Since most of the world has been saturated with basic cellphones for a good five years now, this smart phone market is the only one that is growing with any kind of vigour.
And while Nokia started on solid footing with 50% of the market, it has been losing big chunks of it to Apple's iPhone, RIM's Blackberry and Google's Android-powered range of phones.

These losses have hit its bottom line hard. It made $5bn profit in 2008, versus RIM's $1.8bn. Considering that it turns over five times as much revenue and has 20 times the market share, that has to be galling for the Finnish giant.

Apple's buoyant profits are equally insulting, though they are muddied by other products like iPods and Macs. But even worse than Apple and RIM, who at least compete as manufacturers, is Google who seeks to undermine Nokia's entire platform.

Google is betting that the future of cellphones (or at least profits from cellphones) is in services, not hardware. That's why it's essentially giving away its Android operating system - because it knows it will result in yet more loyal Google users to whom it can both advertise and sell premium services.

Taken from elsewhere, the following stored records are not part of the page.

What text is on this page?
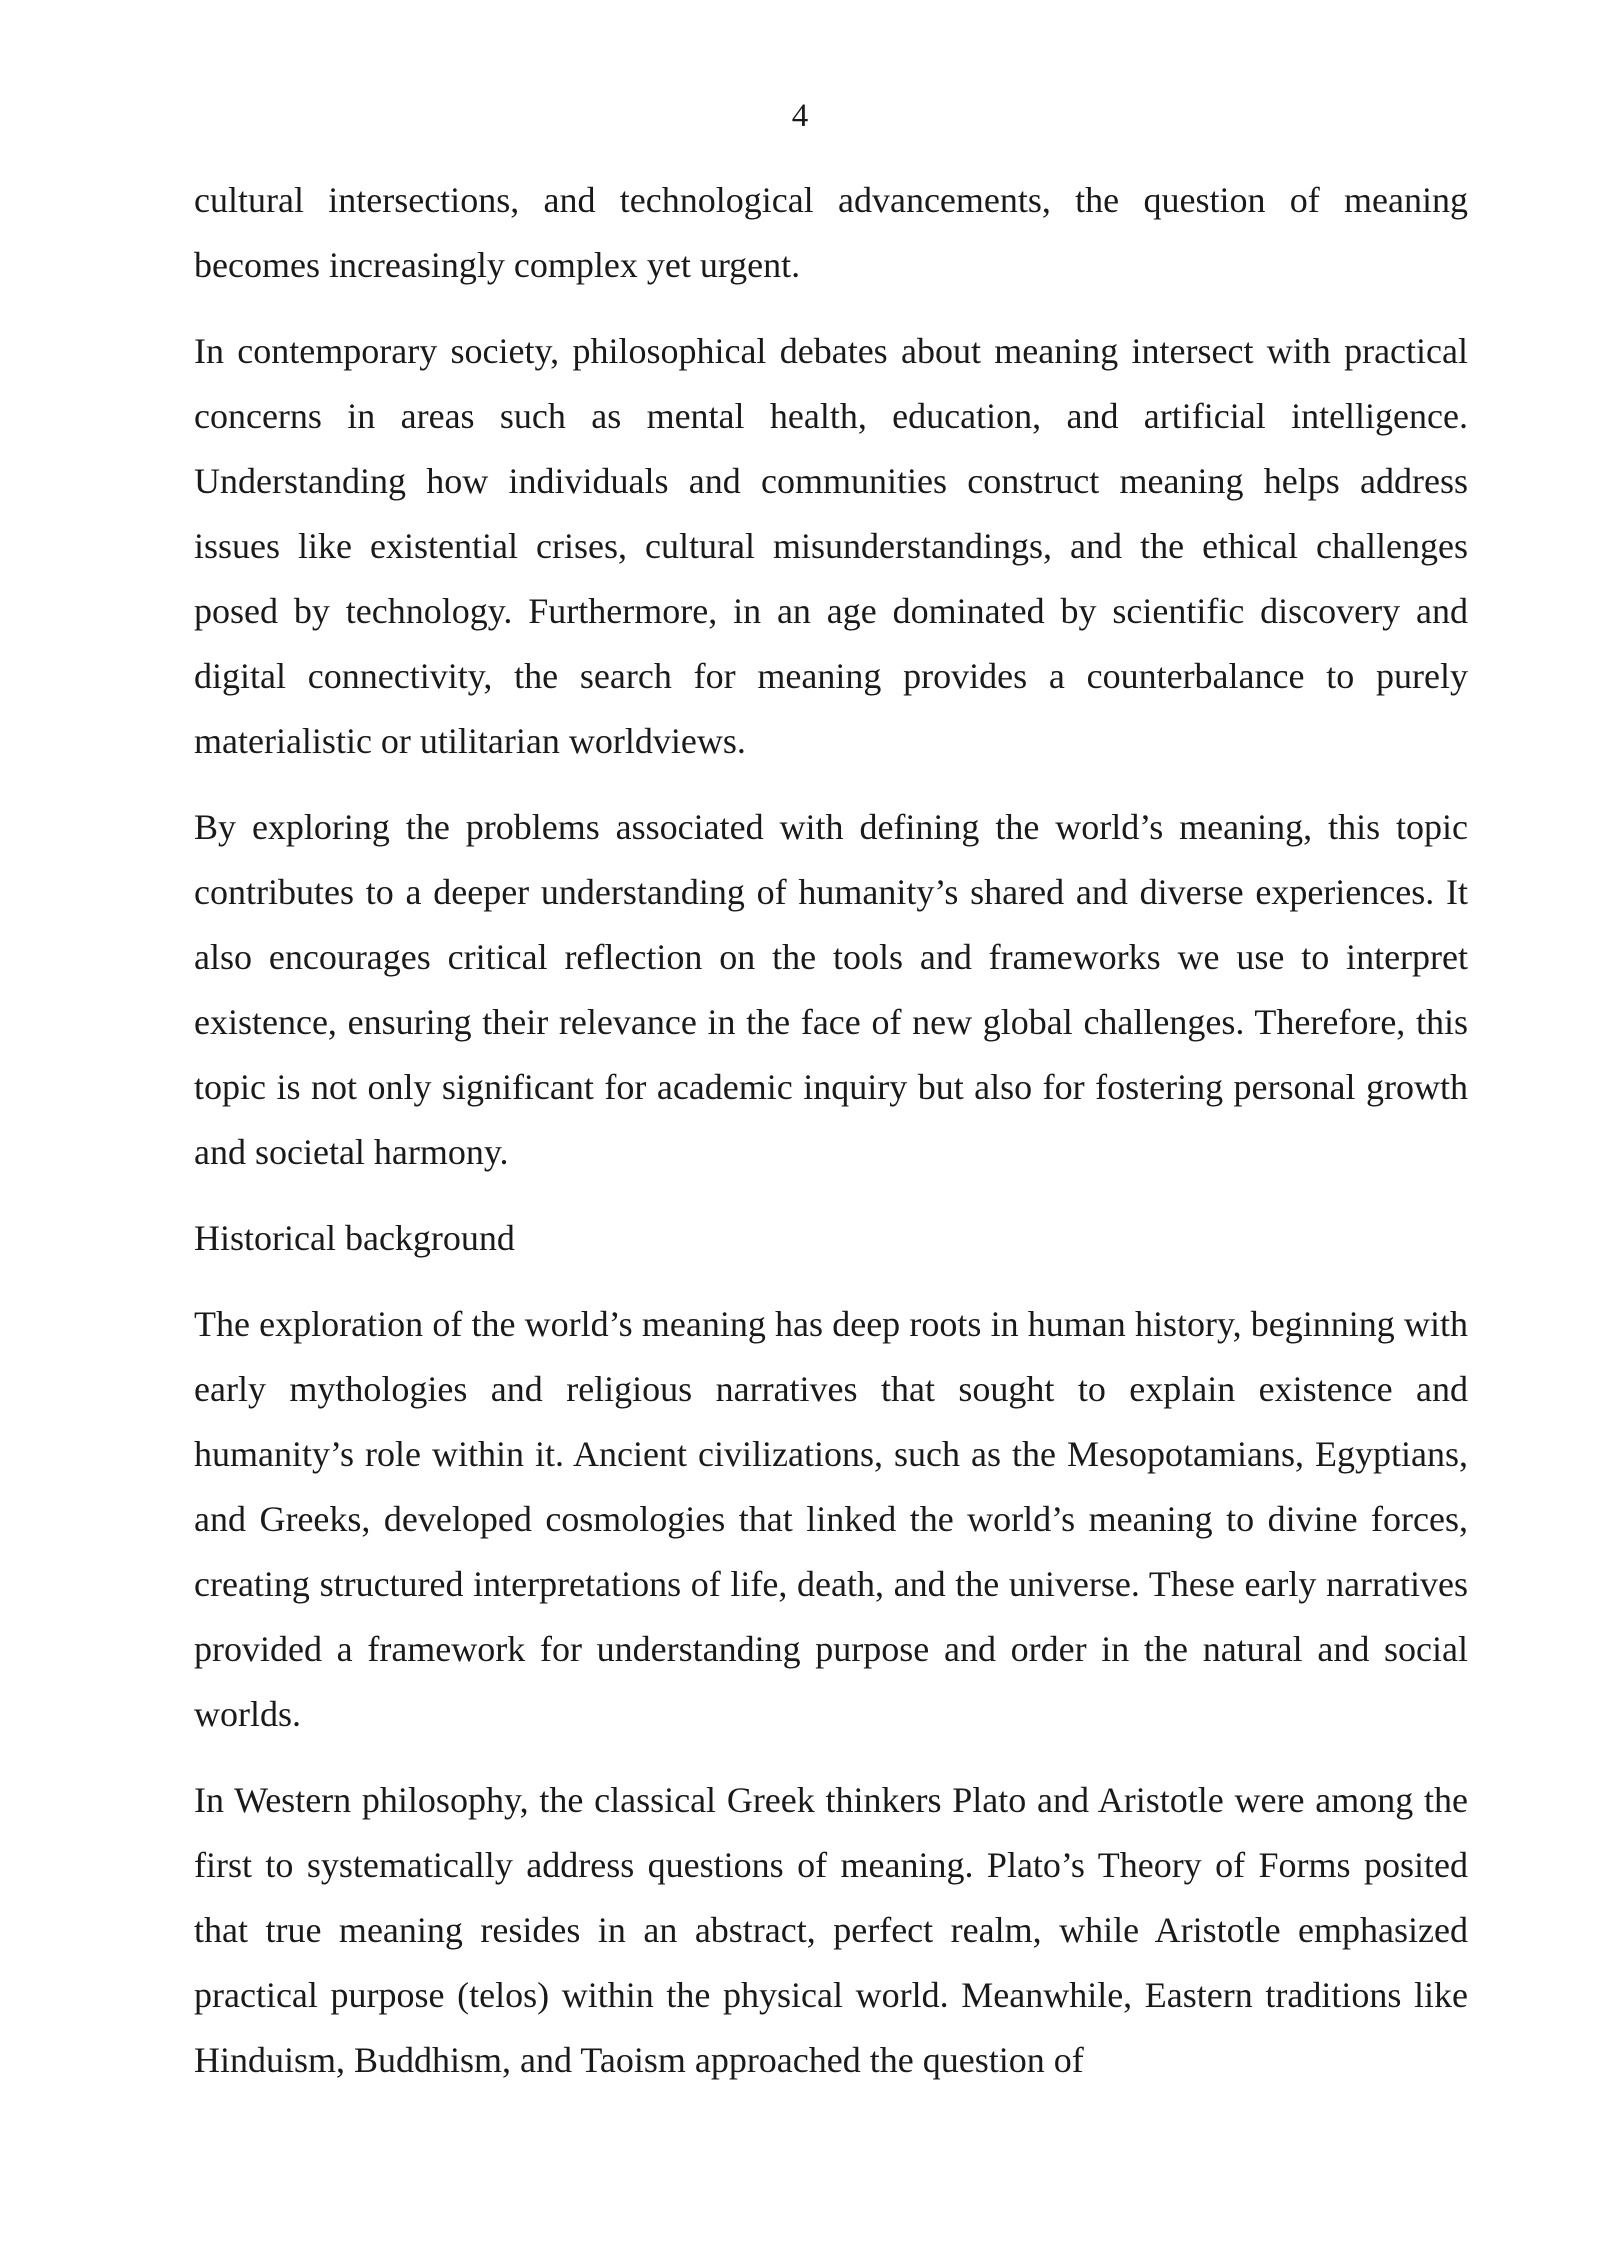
4

cultural intersections, and technological advancements, the question of meaning becomes increasingly complex yet urgent.

In contemporary society, philosophical debates about meaning intersect with practical concerns in areas such as mental health, education, and artificial intelligence. Understanding how individuals and communities construct meaning helps address issues like existential crises, cultural misunderstandings, and the ethical challenges posed by technology. Furthermore, in an age dominated by scientific discovery and digital connectivity, the search for meaning provides a counterbalance to purely materialistic or utilitarian worldviews.

By exploring the problems associated with defining the world’s meaning, this topic contributes to a deeper understanding of humanity’s shared and diverse experiences. It also encourages critical reflection on the tools and frameworks we use to interpret existence, ensuring their relevance in the face of new global challenges. Therefore, this topic is not only significant for academic inquiry but also for fostering personal growth and societal harmony.

Historical background

The exploration of the world’s meaning has deep roots in human history, beginning with early mythologies and religious narratives that sought to explain existence and humanity’s role within it. Ancient civilizations, such as the Mesopotamians, Egyptians, and Greeks, developed cosmologies that linked the world’s meaning to divine forces, creating structured interpretations of life, death, and the universe. These early narratives provided a framework for understanding purpose and order in the natural and social worlds.

In Western philosophy, the classical Greek thinkers Plato and Aristotle were among the first to systematically address questions of meaning. Plato’s Theory of Forms posited that true meaning resides in an abstract, perfect realm, while Aristotle emphasized practical purpose (telos) within the physical world. Meanwhile, Eastern traditions like Hinduism, Buddhism, and Taoism approached the question of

Nokia isn't run by stupid people. They saw this coming as early as 2006 when they started acquiring mapping and location companies like gate5 and Navteq.

They have also opened their own "app store" to compete with Apple and Google's and made innovative deals with the recording industry with their "comes with music" service. But none of this has arrested Nokia’s steadily declining numbers.

At this rate, if it's not careful, Nokia may be stuck doing the heavy lifting of supplying basic handsets to the masses - something Chinese and Korean handset manufacturers do just as well and cheaper.

Is this the beginning of the end for the Finns? It's really far too soon to tell. At the moment they are struggling to turn the global ship that is Nokia in the changing tides of the market. But the Finns also have a reputation for tenacity and adaptability. I wouldn’t bet against them just yet.